The database contains 615 data points (different cell types and/or different time points). Cells are grouped in the following way.

  • ABp lineage (96 cells)
  • ABal lineage (84 cells)
  • ABar lineage (41 cells)
  • MS lineage (53 cells)
  • E lineage (2 cells)
  • C lineage (22 cells)
  • D lineage (4 cells)
  • Ciliated neurons (20 cell types, 2-3 timepoints)
  • Non-Ciliated neurons (47 cell types, 1-3 timepoints)
  • Glia and excretory cells (10 cell types, 1-3 timepoints)
  • Muscle cells (8 cell types, 3 timepoints)
  • Mesoderm (8 cell types, 1-4 timepoints)
  • Hypodermis and seam (9 cell types, 1-4 timepoints)
  • Intestinal and rectal cells (6 cell types, 3-4 timepoints)
  • Pharyngeal cells (16 cell types, 1-3 timepoints)
  • Germline cells (3 timepoints)

The following color code is used in the expression graphs.

GExplore Logo

OrthoFinder2 was used to systematically group homologous C. elegans and C. briggsae genes into ‘orthogroups’ by reciprocal BLAST searches. On the display page the user has the option to display all members of the orthogroup(s) for a direct comparison of the expression of homologous genes in the two species.

Last updated on March 16, 2025

Search Fields

Overview

You only need to enter search terms in one of the search fields. If you enter search terms in multiple fields, they will be combined for an 'and' search (the result will contain only genes that fulfill all search criteria). You can hit the 'back' button on your broswer to go back to the search page to modify a search. When you start a completely new search, make sure that you clear the search fields. Any 'left-over' entries from previous search typically result in '0 genes found', since entires in all search fields are combined for an 'and' search.

What to expect?

Once the search is executed, the results will be displayed in table format. On the result page, you can:

  • Select additional data to display.
  • Remove genes from the result table to finetune the output
  • Export the table as text or csv file.
Gene Search Field

The gene search field accepts the following identifiers (or any combination):

  • WormBase gene ID: WBGene00003738
  • Gene sequence name: F54F3.1
  • Locus name: nid-1
  • Protein sequence name: F54F3.1a

Names can be separated by commas, semicolons, space or newline characters. You can enter (or copy) a list of thousands of gene names for a single search. * can be used as a wildcard character, representing one or more characters of any kind. For example, unc-* means all gene names beginning with unc-.

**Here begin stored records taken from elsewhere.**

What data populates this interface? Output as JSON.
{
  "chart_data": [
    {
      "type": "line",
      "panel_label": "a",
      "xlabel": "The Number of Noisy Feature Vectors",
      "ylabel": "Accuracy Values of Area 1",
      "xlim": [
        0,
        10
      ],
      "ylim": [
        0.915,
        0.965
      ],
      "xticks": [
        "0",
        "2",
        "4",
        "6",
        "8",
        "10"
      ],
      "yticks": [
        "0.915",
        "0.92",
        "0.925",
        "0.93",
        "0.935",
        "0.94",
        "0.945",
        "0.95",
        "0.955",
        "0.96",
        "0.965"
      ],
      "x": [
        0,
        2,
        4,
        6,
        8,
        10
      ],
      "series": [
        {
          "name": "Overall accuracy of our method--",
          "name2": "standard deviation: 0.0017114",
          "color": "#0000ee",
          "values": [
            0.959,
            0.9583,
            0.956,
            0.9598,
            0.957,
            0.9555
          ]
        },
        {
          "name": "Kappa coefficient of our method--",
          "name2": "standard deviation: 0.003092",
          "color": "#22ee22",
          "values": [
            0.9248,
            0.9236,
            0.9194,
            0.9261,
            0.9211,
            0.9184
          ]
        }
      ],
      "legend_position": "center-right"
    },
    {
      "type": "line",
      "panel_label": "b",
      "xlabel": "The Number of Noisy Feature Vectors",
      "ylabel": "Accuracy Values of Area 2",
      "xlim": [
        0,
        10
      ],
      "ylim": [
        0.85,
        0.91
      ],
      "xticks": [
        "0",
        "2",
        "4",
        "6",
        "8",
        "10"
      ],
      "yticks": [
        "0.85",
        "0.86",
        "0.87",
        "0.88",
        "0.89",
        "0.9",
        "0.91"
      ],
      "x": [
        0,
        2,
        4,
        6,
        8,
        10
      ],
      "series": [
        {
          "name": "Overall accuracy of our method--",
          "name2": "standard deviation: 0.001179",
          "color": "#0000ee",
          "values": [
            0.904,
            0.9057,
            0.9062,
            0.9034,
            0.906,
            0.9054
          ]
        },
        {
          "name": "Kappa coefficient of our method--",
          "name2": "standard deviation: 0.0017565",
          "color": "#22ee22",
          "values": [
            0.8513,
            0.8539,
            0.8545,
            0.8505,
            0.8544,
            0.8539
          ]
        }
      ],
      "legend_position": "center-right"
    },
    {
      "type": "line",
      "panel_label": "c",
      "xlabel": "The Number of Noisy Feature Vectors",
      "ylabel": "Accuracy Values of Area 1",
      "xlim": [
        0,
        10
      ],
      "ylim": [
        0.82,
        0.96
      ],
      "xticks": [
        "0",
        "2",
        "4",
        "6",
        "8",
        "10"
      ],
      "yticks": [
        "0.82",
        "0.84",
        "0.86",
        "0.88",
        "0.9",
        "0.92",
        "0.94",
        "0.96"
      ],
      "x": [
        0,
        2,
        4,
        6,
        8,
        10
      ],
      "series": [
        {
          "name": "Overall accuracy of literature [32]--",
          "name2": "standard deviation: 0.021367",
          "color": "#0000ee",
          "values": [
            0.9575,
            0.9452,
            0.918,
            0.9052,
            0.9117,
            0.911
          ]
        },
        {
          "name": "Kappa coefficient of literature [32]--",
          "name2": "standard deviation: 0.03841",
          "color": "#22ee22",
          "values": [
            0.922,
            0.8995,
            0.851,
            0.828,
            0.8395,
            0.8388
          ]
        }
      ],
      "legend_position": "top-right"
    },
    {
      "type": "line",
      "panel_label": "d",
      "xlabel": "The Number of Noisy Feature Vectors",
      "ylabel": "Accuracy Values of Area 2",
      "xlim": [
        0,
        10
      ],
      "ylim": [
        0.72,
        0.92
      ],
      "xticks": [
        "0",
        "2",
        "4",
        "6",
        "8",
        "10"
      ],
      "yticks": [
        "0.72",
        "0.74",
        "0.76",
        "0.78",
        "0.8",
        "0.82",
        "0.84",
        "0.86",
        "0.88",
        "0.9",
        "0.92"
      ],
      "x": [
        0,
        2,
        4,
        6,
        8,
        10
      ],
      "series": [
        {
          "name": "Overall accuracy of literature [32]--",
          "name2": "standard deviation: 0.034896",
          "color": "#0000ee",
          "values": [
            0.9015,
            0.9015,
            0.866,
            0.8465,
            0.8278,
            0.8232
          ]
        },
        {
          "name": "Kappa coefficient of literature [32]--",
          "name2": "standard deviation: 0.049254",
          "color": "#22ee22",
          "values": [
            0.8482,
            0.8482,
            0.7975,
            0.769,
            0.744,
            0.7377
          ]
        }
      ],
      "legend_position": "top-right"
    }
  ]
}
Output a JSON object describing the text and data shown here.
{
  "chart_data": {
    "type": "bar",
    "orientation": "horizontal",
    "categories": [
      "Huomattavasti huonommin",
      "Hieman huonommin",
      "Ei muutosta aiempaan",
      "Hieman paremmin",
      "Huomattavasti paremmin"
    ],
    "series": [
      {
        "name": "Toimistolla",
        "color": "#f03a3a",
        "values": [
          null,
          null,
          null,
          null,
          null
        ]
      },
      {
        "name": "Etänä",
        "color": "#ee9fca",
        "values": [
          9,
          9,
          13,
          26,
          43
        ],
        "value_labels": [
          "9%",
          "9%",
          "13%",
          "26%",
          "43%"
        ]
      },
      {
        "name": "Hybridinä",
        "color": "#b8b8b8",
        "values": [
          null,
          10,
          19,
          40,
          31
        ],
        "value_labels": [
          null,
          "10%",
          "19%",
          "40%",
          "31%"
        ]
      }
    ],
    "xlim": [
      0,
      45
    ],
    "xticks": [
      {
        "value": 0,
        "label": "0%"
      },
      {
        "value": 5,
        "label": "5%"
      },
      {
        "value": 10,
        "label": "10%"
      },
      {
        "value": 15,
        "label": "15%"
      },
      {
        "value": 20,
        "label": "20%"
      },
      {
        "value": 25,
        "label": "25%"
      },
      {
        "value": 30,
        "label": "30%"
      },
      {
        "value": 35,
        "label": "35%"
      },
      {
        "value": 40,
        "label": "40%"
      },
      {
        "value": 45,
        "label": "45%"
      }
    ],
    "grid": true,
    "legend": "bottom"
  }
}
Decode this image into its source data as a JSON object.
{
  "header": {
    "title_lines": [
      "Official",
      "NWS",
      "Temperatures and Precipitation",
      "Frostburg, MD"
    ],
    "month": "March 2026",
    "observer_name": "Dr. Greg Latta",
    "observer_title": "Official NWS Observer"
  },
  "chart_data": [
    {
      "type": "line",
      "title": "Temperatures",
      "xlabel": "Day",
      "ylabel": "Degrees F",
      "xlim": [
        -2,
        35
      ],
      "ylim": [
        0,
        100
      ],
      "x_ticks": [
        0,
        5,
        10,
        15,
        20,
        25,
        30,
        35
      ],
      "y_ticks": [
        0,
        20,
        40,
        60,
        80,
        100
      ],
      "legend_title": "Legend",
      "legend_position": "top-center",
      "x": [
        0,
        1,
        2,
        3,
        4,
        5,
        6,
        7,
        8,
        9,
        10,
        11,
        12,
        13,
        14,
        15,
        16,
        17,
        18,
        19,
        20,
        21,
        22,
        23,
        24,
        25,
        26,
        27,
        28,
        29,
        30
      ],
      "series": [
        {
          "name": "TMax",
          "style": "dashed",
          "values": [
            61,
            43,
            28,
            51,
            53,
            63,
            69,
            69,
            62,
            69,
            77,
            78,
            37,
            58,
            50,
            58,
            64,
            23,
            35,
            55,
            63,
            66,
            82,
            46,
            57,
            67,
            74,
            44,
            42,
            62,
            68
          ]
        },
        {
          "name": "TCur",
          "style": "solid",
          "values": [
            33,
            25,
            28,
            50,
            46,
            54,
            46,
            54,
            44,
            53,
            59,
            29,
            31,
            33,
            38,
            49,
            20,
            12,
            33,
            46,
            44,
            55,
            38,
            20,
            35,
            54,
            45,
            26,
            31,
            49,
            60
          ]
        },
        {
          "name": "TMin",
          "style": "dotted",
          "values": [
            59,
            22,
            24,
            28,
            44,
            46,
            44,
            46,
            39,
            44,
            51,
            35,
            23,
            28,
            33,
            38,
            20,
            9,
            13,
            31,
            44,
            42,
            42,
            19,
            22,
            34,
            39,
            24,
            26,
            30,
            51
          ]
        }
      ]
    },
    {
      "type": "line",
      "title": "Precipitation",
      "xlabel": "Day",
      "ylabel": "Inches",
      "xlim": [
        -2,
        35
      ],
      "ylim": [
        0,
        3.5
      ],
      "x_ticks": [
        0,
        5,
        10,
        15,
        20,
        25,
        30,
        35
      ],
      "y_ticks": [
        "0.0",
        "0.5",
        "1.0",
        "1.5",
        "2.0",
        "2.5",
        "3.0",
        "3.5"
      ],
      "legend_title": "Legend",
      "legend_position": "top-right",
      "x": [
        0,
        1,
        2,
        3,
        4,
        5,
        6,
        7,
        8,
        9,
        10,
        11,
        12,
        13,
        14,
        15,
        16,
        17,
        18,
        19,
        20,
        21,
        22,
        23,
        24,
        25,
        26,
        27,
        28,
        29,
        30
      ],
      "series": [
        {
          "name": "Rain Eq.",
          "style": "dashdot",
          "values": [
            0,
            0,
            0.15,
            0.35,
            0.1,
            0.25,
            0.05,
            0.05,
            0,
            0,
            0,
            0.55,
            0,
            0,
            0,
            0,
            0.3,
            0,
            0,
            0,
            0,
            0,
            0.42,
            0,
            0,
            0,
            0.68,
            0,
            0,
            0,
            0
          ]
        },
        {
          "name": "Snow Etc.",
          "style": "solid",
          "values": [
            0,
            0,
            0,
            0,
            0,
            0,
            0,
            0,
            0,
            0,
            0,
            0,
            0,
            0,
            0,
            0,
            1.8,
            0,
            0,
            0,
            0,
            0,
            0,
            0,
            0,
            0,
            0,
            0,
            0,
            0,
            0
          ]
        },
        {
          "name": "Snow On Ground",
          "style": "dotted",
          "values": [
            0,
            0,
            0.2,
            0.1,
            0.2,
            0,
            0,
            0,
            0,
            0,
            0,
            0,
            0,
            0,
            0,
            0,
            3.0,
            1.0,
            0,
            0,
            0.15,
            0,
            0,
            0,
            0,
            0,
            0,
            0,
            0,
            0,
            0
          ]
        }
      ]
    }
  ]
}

Protein Domain Search Fields
Domain

Enter one or more of the domain abbreviations from the table of domain abbreviations (example: EGF, KIN) or SMART/Pfam identifiers (example: SM00273, PF12423). Domain abbreviations are case-sensitive! This field features autosuggest for domain abbreviations. Search terms are not limited to the suggested terms, i.e. you can ignore them. You can use * as wildcard character, e.g. 7TM* will find all domains beginning with 7TM* (7TM_GPCR_Sra, 7TM_GPCR_Srab, 7TM_GPCR_Srb, etc)

Domain Pattern

Use this field to search for proteins with certain domain combinations. Think of a protein as a linear sequence of domains like IG IG IG FN3 FN3 TM 324. You can use * as wildcard character representing 0 or more domains of any kind and numbers (but no Boolean terms) in the following way:

Pattern Input Description
IG IG IG 3 IGs in a row with no other domain in between.
IG*FN3 The IG domain is eventually followed by an FN3 domain.
3IG Expanded to IG IG IG: 3 IG domains in a row. Ensure there’s no space between the number and the domain abbreviation.
3IG% Represents IG*IG*IG: 3 IGs with other domains interspersed (% acts as a wildcard during expansion).
3-5IG Represents 3 to 5 IG domains: IG IG IG, IG IG IG IG, or IG IG IG IG IG.
<3IG FN3 Translated as IG FN3 or IG IG FN3: meaning at least 1 but no more than 2 IGs followed by FN3.
>3IG FN3 Translated as IG IG IG IG*FN3: meaning at least 4 IGs followed by FN3.
Text Search Fields
General rules

The text search fields on the "Genes" search page are: Description, Phenotype, Expression, Gene Ontology, and Disease Association. All except for the 'description' text field use WormBase-defined vocabularies. This means the database only contains terms that are part of the corresponding vocabulary. To help the user identify, which terms can be used, these search fields offer autosuggest functionality. However, input is not limited to suggested terms. In any text search field you can use any term, e.g. searching for muscle will find any term containing muscle such as muscle_cell or vulval_muscle when used in the expression search field and spicule muscles of the male when used in the description text field.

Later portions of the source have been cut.